The bar is converted from an old storefront and the front windows were converted to curved glass brick from the floor to the pressed tin ceiling. The interior is very dark that is accentuated by black paint. The bar is in the center of the room and there is a stage for live music in the rear. The bar is unusually designed with a large unattached wall facade on the side that faces the entrance. Artists that are in the scene have painted pieces of their artwork directly on to the walls. Seating at formica tables is located in the front of the pub near the glass brick windows. There are low slung couches scattered about the bar. Pinball machines and Golden Tee line the side of the stage. It is always odd seeing rock and roll kids play a golfing video game.

The shots are poured heavy and often in the smoky bar. The center bar allows the crowd to circulate. The drinks are cheap, especially considering that it is not only a hip bar, but the bars in the area usually have downtown prices. Cheap beer starts at 2 bucks with Milwaukee's Best on tap and High Life and the Bellvillian favorite, Stag, in bottles. The music is of the rock flavor: Emo, punk, experimental and indie rock to be specific. Rocket Bar features both local and touring bands and has picked up many of the bands that played at the old basement Cicero's and now the Side Door. Some bigger names have played on the Rocket stage, such as Guided by Voices and At the Drive In. The music is more of the type of crowd that bobs their heads and listens to the music. There really is not much dancing, nor is there any moshing. There are early all age shows, but usually the live music stops well before midnight. There is live music only about once weekly, but it goes on no particular schedule. DJ Matt Hunt spins on Tuesday evenings.

Even larger national touring act bands will come to the Rocket late at night.

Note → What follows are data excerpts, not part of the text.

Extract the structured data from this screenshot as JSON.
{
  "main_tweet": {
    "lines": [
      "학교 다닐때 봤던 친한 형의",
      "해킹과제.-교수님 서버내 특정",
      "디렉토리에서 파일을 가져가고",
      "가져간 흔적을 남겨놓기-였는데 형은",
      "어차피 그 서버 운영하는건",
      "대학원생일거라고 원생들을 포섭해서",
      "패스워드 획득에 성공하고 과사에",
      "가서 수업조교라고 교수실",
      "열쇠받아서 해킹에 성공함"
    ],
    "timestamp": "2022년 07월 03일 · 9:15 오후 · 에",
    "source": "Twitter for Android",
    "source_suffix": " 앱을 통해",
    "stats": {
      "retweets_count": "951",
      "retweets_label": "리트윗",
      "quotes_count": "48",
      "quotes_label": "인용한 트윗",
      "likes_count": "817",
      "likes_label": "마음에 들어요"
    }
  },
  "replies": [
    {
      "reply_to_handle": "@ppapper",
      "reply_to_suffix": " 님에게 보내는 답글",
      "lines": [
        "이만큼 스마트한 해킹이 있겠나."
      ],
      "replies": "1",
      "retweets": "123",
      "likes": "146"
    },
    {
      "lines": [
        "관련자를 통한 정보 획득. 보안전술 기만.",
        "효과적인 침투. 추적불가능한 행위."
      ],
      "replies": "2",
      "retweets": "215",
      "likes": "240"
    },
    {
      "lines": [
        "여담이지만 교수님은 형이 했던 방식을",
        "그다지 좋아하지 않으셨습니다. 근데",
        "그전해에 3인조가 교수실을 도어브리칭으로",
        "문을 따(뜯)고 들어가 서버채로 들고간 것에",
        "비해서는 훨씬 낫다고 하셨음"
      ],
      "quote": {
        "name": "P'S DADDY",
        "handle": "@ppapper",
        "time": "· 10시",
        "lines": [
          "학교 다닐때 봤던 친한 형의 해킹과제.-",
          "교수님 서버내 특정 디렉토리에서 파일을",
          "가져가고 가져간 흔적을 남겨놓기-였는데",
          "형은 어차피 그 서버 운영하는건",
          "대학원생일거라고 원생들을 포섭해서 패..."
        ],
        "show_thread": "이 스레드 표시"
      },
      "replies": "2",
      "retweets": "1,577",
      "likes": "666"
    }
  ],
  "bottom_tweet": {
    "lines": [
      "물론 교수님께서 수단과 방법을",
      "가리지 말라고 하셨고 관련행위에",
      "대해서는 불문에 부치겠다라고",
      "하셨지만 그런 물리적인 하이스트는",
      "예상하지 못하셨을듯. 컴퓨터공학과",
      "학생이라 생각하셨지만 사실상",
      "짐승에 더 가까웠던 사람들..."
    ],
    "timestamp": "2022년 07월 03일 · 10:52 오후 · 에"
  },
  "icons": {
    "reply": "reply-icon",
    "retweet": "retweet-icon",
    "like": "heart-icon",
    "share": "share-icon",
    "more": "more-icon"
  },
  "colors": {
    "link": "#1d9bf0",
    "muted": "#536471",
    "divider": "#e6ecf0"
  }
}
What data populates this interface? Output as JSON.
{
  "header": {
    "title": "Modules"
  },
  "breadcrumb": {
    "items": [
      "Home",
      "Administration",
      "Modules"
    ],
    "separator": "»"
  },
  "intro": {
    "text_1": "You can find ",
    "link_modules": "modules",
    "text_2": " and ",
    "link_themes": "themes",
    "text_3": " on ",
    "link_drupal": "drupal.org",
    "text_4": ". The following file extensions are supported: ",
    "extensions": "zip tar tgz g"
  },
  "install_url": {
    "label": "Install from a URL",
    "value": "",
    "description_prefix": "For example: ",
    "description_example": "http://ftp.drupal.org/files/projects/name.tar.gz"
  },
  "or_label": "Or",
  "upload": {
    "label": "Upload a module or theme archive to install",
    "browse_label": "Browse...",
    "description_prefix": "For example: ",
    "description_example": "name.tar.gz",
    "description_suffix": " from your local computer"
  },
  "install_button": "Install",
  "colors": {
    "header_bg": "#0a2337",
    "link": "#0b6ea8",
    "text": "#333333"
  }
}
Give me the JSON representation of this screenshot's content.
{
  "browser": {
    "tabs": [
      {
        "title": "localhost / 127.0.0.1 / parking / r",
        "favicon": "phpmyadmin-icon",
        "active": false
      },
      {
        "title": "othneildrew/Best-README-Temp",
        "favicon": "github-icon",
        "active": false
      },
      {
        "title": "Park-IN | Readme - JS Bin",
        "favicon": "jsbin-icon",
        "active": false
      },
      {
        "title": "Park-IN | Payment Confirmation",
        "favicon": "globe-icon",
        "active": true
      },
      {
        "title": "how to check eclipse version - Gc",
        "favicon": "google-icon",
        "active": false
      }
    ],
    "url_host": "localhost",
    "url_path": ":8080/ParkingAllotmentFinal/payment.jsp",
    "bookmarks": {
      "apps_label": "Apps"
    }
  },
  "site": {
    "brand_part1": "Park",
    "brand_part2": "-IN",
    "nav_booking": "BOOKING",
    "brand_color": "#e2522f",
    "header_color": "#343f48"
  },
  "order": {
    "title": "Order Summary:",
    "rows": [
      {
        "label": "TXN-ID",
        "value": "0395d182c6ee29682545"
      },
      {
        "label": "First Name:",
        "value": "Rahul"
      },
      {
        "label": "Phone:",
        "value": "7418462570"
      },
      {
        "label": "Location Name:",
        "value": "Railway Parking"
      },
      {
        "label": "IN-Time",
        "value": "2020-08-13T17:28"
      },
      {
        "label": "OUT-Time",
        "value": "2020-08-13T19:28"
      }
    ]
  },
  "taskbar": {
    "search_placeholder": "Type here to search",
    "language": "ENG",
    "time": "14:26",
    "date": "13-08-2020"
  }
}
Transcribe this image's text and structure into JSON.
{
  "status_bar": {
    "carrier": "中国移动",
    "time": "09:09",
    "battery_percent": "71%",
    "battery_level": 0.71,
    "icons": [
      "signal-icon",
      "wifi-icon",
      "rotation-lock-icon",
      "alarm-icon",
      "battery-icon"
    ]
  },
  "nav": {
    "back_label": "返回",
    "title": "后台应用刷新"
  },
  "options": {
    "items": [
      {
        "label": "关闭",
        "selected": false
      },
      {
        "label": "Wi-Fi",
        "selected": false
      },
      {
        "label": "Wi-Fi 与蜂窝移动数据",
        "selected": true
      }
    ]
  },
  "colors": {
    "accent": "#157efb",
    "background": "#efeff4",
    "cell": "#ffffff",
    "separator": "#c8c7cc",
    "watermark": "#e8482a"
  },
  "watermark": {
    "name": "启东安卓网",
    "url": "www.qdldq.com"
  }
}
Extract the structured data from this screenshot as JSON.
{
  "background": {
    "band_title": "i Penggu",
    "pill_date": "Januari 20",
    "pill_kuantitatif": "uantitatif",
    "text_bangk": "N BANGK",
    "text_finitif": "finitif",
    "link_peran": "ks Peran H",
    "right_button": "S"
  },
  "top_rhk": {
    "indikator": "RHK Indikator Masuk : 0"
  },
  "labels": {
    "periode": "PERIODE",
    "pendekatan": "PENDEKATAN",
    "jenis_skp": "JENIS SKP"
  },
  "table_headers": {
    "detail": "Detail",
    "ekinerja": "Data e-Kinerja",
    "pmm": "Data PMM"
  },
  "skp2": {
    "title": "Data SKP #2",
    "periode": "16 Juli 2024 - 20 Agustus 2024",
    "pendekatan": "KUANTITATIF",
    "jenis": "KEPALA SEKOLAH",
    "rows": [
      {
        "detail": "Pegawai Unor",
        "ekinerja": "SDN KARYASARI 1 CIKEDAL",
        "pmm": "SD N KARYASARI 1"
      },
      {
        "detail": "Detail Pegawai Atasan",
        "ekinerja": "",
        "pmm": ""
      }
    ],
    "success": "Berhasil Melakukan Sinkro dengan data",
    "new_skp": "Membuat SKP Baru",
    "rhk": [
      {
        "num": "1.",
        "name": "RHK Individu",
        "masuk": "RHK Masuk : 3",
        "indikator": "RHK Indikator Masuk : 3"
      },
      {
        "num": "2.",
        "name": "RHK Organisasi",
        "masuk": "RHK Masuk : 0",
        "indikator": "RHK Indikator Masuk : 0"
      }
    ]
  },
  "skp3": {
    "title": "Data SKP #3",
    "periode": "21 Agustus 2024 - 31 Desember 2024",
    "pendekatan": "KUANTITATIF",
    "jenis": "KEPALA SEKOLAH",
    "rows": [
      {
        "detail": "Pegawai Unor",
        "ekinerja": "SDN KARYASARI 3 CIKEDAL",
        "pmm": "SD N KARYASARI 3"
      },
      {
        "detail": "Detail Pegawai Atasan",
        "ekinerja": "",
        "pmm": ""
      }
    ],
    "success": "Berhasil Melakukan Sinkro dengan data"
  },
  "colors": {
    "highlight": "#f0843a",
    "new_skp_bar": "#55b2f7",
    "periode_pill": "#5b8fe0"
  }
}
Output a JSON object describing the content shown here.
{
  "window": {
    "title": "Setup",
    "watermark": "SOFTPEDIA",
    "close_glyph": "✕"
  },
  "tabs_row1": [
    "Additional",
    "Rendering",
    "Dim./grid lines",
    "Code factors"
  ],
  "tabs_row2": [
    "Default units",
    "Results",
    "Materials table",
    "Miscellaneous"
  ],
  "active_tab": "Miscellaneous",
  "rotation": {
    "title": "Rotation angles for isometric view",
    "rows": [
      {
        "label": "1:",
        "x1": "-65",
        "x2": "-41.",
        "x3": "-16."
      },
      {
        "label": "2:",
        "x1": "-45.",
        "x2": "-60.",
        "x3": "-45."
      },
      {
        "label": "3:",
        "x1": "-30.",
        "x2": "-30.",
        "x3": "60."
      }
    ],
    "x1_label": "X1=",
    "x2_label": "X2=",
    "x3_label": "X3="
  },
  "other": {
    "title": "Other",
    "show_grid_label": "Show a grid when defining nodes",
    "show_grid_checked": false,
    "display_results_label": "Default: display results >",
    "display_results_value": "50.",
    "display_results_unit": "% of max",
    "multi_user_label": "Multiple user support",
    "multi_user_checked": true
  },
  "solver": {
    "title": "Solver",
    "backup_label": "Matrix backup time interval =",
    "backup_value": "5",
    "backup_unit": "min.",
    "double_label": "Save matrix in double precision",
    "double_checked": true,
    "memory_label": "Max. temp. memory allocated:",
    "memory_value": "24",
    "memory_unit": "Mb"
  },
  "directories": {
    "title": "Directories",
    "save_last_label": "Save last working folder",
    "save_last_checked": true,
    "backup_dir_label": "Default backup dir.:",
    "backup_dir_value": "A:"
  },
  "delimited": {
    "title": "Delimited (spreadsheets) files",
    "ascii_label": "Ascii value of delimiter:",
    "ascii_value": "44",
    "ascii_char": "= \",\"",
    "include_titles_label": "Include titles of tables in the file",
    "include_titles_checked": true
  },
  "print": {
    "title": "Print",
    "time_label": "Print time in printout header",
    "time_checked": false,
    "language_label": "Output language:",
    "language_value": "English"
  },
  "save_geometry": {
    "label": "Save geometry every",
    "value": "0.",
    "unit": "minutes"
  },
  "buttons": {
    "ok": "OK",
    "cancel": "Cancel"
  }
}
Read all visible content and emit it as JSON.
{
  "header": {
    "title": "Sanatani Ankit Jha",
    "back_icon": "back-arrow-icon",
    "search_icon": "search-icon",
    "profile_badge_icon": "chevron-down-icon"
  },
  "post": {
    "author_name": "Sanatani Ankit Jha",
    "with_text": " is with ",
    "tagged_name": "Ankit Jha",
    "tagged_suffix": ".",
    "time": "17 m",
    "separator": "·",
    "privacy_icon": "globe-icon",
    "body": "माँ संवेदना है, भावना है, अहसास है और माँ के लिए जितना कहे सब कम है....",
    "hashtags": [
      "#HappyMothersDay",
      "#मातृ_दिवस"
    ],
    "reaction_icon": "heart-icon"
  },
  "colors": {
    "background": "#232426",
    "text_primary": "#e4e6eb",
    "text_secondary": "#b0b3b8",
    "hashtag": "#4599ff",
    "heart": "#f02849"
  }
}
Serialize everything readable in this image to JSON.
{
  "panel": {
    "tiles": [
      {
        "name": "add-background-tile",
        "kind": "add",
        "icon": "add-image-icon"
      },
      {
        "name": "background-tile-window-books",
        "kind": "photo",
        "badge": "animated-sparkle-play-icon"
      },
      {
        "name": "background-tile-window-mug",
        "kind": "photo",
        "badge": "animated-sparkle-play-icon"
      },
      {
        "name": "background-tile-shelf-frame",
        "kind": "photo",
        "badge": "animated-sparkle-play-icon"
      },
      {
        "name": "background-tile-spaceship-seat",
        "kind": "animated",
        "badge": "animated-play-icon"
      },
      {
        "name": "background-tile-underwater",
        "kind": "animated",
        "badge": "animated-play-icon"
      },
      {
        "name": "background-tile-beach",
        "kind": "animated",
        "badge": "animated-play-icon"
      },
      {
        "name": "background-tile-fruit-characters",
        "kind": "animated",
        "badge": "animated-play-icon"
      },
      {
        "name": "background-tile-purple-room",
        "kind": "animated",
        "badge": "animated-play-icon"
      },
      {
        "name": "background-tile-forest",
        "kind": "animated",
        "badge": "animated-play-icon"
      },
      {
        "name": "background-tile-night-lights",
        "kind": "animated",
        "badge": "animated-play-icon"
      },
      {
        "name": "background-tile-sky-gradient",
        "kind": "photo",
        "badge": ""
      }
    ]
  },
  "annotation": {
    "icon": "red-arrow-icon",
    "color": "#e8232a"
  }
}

One weekday evening, Tom Marello of Rage Against the Machine hung out at the bar during an unanticipated visit to the river city. Often national touring bands from the Galaxy, Mississippi Nights and other bars come down to the Rocket to socialize after an evening of performance.

The crowd is very loyal, unlike the beautiful crowd. Business has been consistently strong since its conversion from a martini bar. The bar has outlasted most of the trendy bars on Washington Avenue. The crowd is generally young and very diverse. They are the kind of kids that are pierced and have a distinct look. They can often look tough, but for the most part they are not; however, the Rocket Bar crowd can get rough late at night. The bartenders, Jimmy, Jen, Loyal and Maggie, have a strong relationship with the industry crowd. Regulars include such club owners as Blake Brokaw of Tangerine, Bob Putnam and Sheri Lucas of Way Out and Doug Morgan of The Delmar. The doormen know who to card and who is a friend of the bar.

The Rocket patrons had always complemented the Hot Locust and Side Door Club. Now the new neighbors, the glamor club Z, has the expected valet parking. So far there has been little cross over in the crowds. Recently one evening, after Z closed at 1:30, the rock and roll crowd started pouring into the late night Rocket Bar. Bob Putnam, owner of the Way Out, pulled up to the rock star parking in his vintage 1964 Cadillac Fleetwood directly in the front of Rocket Bar's doors. Even though Z had been closed for over a half hour, the valet company was still trying to lay claim to the premium spots on Locust. The lovable "Barroom Bob" tried reasoning with the valets, and then he started preaching to them about the freedom of the streets. The beginnings of a new rivalry between the rock kids and the disco club kids is brewing once again, like it was in the '70s. There is a definite attitude clash between the two different groups of music fans. I am curious if we would have a riot like in Chicago in the 70s if there was an anti-disco rally held between a double header at Busch Stadium.

Rocket Bar is the kind of place to hit on a night out if you have just seen a live music show. It is also a place to go to see the who's who in the music underground. The atmosphere is festive in this funky and wild bar.